If more sellers develop their own websites and independent sales channels, they will need external logistics networks. They will still need pickup points, returns handling, storage, last-mile delivery and customer service infrastructure.

This may create a new role for pickup point aggregators. Instead of one platform controlling one closed delivery network, the market may see networks that combine pharmacies, grocery chains, retail stores and other non-specialized partners.

In this model, a pickup point becomes not only a marketplace extension, but a shared logistics node serving many online sellers.

Pickup Points Become Logistics Infrastructure

The example of London, cited by Khalipovsky, shows where the market may go. On one street, dozens of shops, cafes and service points can act as pickup locations for different online orders.

For Russia, this model could be especially important because the country already has a large physical retail network. Grocery stores, pharmacies, convenience stores, service centers and small retail outlets can become part of a distributed logistics system.

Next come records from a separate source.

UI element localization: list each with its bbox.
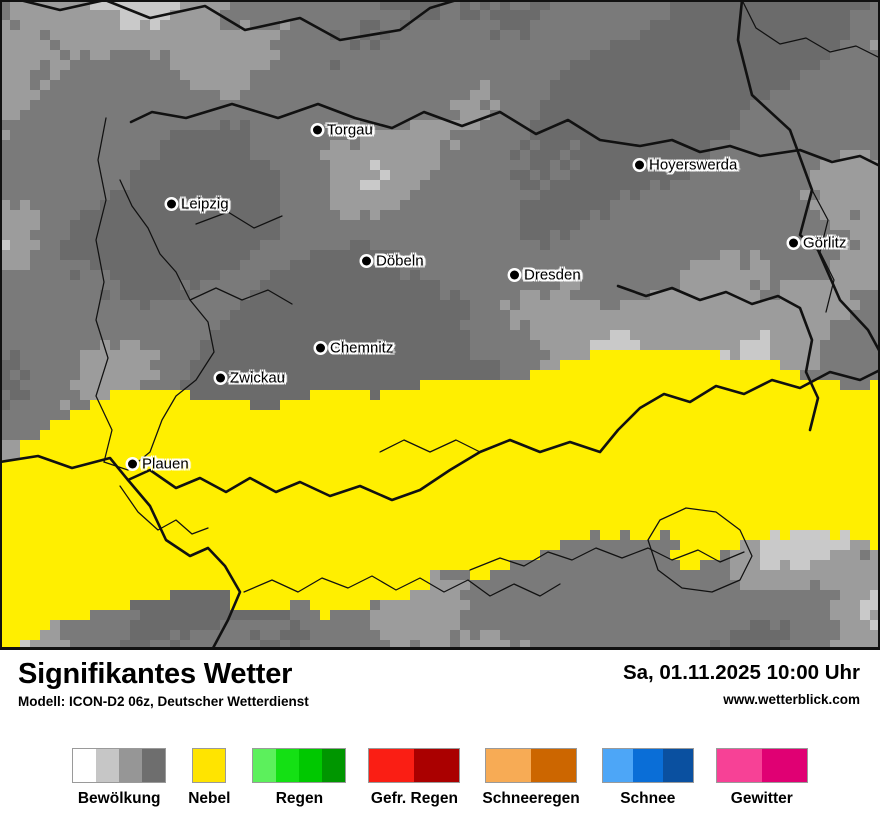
border-district-sw: [103, 179, 215, 471]
city-dot-icon: [635, 160, 644, 170]
legend-item-gefr-regen: Gefr. Regen: [357, 748, 471, 808]
legend-swatches: [601, 748, 694, 783]
city-marker-plauen[interactable]: Plauen: [128, 456, 189, 473]
footer-panel: Signifikantes Wetter Modell: ICON-D2 06z…: [0, 653, 880, 830]
legend-swatch: [369, 749, 415, 782]
legend-swatches: [252, 748, 347, 783]
border-district-west: [95, 117, 113, 463]
legend-swatch: [761, 749, 807, 782]
legend-swatch: [119, 749, 143, 782]
legend-label: Gefr. Regen: [370, 790, 458, 807]
meta-block: Sa, 01.11.2025 10:00 Uhr www.wetterblick…: [623, 661, 860, 707]
model-subtitle: Modell: ICON-D2 06z, Deutscher Wetterdie…: [18, 694, 309, 710]
border-district-s2: [243, 575, 561, 597]
city-marker-grlitz[interactable]: Görlitz: [789, 235, 846, 252]
legend-swatches: [192, 748, 227, 783]
city-label: Görlitz: [803, 234, 847, 252]
legend-swatch: [299, 749, 323, 782]
city-marker-chemnitz[interactable]: Chemnitz: [316, 340, 393, 357]
legend-label: Gewitter: [730, 790, 793, 807]
border-district-s1: [119, 485, 209, 535]
legend-swatch: [96, 749, 120, 782]
city-marker-dresden[interactable]: Dresden: [510, 267, 581, 284]
legend-swatch: [716, 749, 762, 782]
legend-label: Schnee: [620, 790, 676, 807]
city-marker-torgau[interactable]: Torgau: [313, 122, 373, 139]
legend: Bewölkung Nebel Regen Gefr. Regen Schneerege…: [0, 748, 880, 808]
city-dot-icon: [362, 256, 371, 266]
border-district-ne: [741, 0, 880, 59]
city-marker-zwickau[interactable]: Zwickau: [216, 370, 285, 387]
legend-label: Regen: [275, 790, 324, 807]
legend-swatch: [253, 749, 277, 782]
legend-swatches: [72, 748, 167, 783]
website-link[interactable]: www.wetterblick.com: [723, 692, 860, 707]
valid-time: Sa, 01.11.2025 10:00 Uhr: [622, 661, 860, 684]
legend-item-schneeregen: Schneeregen: [471, 748, 590, 808]
city-label: Hoyerswerda: [649, 156, 738, 174]
border-czech: [0, 454, 242, 647]
weather-map[interactable]: Torgau Hoyerswerda Leipzig Görlitz Döbeln Dre…: [0, 0, 880, 650]
border-district-mid: [189, 287, 293, 305]
border-poland: [616, 284, 820, 432]
city-marker-hoyerswerda[interactable]: Hoyerswerda: [635, 157, 737, 174]
legend-item-nebel: Nebel: [177, 748, 241, 808]
legend-swatch: [276, 749, 300, 782]
city-dot-icon: [316, 343, 325, 353]
border-district-erz: [379, 439, 481, 453]
weather-raster-layer: [0, 0, 880, 647]
city-dot-icon: [167, 199, 176, 209]
city-dot-icon: [313, 125, 322, 135]
legend-swatches: [715, 748, 808, 783]
city-label: Torgau: [327, 121, 373, 139]
border-district-lake: [647, 507, 753, 593]
legend-swatch: [193, 749, 226, 782]
city-label: Döbeln: [376, 252, 424, 270]
city-label: Dresden: [524, 266, 581, 284]
city-dot-icon: [789, 238, 798, 248]
border-district-center: [195, 211, 283, 229]
city-label: Plauen: [142, 455, 189, 473]
city-dot-icon: [128, 459, 137, 469]
footer-header: Signifikantes Wetter Modell: ICON-D2 06z…: [0, 653, 880, 725]
border-saxony-north: [129, 102, 880, 168]
legend-swatch: [632, 749, 663, 782]
border-saxony: [14, 0, 880, 354]
legend-item-regen: Regen: [241, 748, 357, 808]
political-borders-layer: [0, 0, 880, 647]
legend-swatch: [73, 749, 97, 782]
legend-swatches: [368, 748, 461, 783]
legend-item-bew-lkung: Bewölkung: [61, 748, 177, 808]
city-label: Chemnitz: [330, 339, 394, 357]
city-marker-leipzig[interactable]: Leipzig: [167, 196, 229, 213]
legend-label: Schneeregen: [482, 790, 580, 807]
legend-item-schnee: Schnee: [591, 748, 705, 808]
city-marker-dbeln[interactable]: Döbeln: [362, 253, 424, 270]
legend-swatches: [485, 748, 578, 783]
city-dot-icon: [216, 373, 225, 383]
legend-swatch: [662, 749, 693, 782]
legend-label: Nebel: [188, 790, 231, 807]
border-district-cz-north: [469, 547, 745, 571]
border-district-east: [811, 189, 835, 313]
legend-swatch: [486, 749, 532, 782]
border-czech-2: [126, 368, 880, 502]
legend-label: Bewölkung: [77, 790, 161, 807]
legend-swatch: [142, 749, 166, 782]
city-label: Leipzig: [181, 195, 229, 213]
legend-swatch: [531, 749, 577, 782]
legend-item-gewitter: Gewitter: [705, 748, 819, 808]
legend-swatch: [602, 749, 633, 782]
legend-swatch: [414, 749, 460, 782]
legend-swatch: [322, 749, 346, 782]
title-block: Signifikantes Wetter Modell: ICON-D2 06z…: [18, 658, 309, 710]
city-dot-icon: [510, 270, 519, 280]
city-label: Zwickau: [230, 369, 286, 387]
page-title: Signifikantes Wetter: [18, 658, 293, 690]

But to make this work, the process must be standardized and automated. Staff in a pharmacy or supermarket cannot spend too much time searching for third-party parcels. The system must allow customers to collect orders quickly and independently.

This is why automation is not only a technology trend. It is a condition for scaling pickup networks beyond traditional marketplace points.

What This Means for Logistics Companies

The transition to pickup point 3.0 will change the economics of last-mile delivery.

First, storage density will become more important. Operators will try to place more parcels in smaller areas through cells, terminals and smart shelving.

Second, labor costs will fall as more operations move to customers and automated systems. This will be attractive for operators, but may reduce demand for traditional pickup point staff.

Third, software will become the core of the pickup point. The system must know where the parcel is, who can collect it, whether payment is completed, how the return is processed and when the storage period expires.

Fourth, partnerships will become more important. Logistics companies will need agreements with retailers, pharmacies and service networks that can host pickup infrastructure.

Not Every Pickup Point Will Become Fully Automatic

Automation will not replace every format at once.

Some customers will still need help with returns, damaged goods, bulky items or payment questions. Certain product categories may require identity verification or inspection. In smaller towns, the economics of fully automated points may be weaker than in large cities.

Therefore, the likely future is not one universal format, but a mix.

Large urban areas may see fully automated points and smart terminals. Retail stores may use hybrid self-service systems. Traditional staffed pickup points may remain for complex orders, oversized goods and customer service functions.

The main trend, however, is clear: the employee will gradually move away from routine parcel search and delivery. Human work will remain where judgment, service or problem solving is needed.

The Pickup Point Becomes a Digital Node

The pickup point of the future will no longer be just a counter with shelves.

It will become a digital logistics node connected to marketplaces, independent online stores, payment systems, customer apps, warehouse systems and transport operators. The customer will see only a simple action — scan and collect. Behind it will be a complex data infrastructure.

For Russia’s e-commerce market, this transformation may be one of the most important changes of the next few years. The country already has a large number of pickup points. The next challenge is to make them more efficient.

If the Chinese model is adapted successfully, the pickup point 3.0 may become faster, cheaper and more convenient than the current format. But the transition will also raise questions: who pays for automation, how secure the process is, what happens to staff and whether customers are ready to collect parcels without human assistance.

One thing is already clear: the pickup point is moving from a small service desk toward an automated last-mile platform. In this model, the cashier and the warehouse clerk are no longer the center of the process. The center becomes the customer, the app and the logistics system behind it.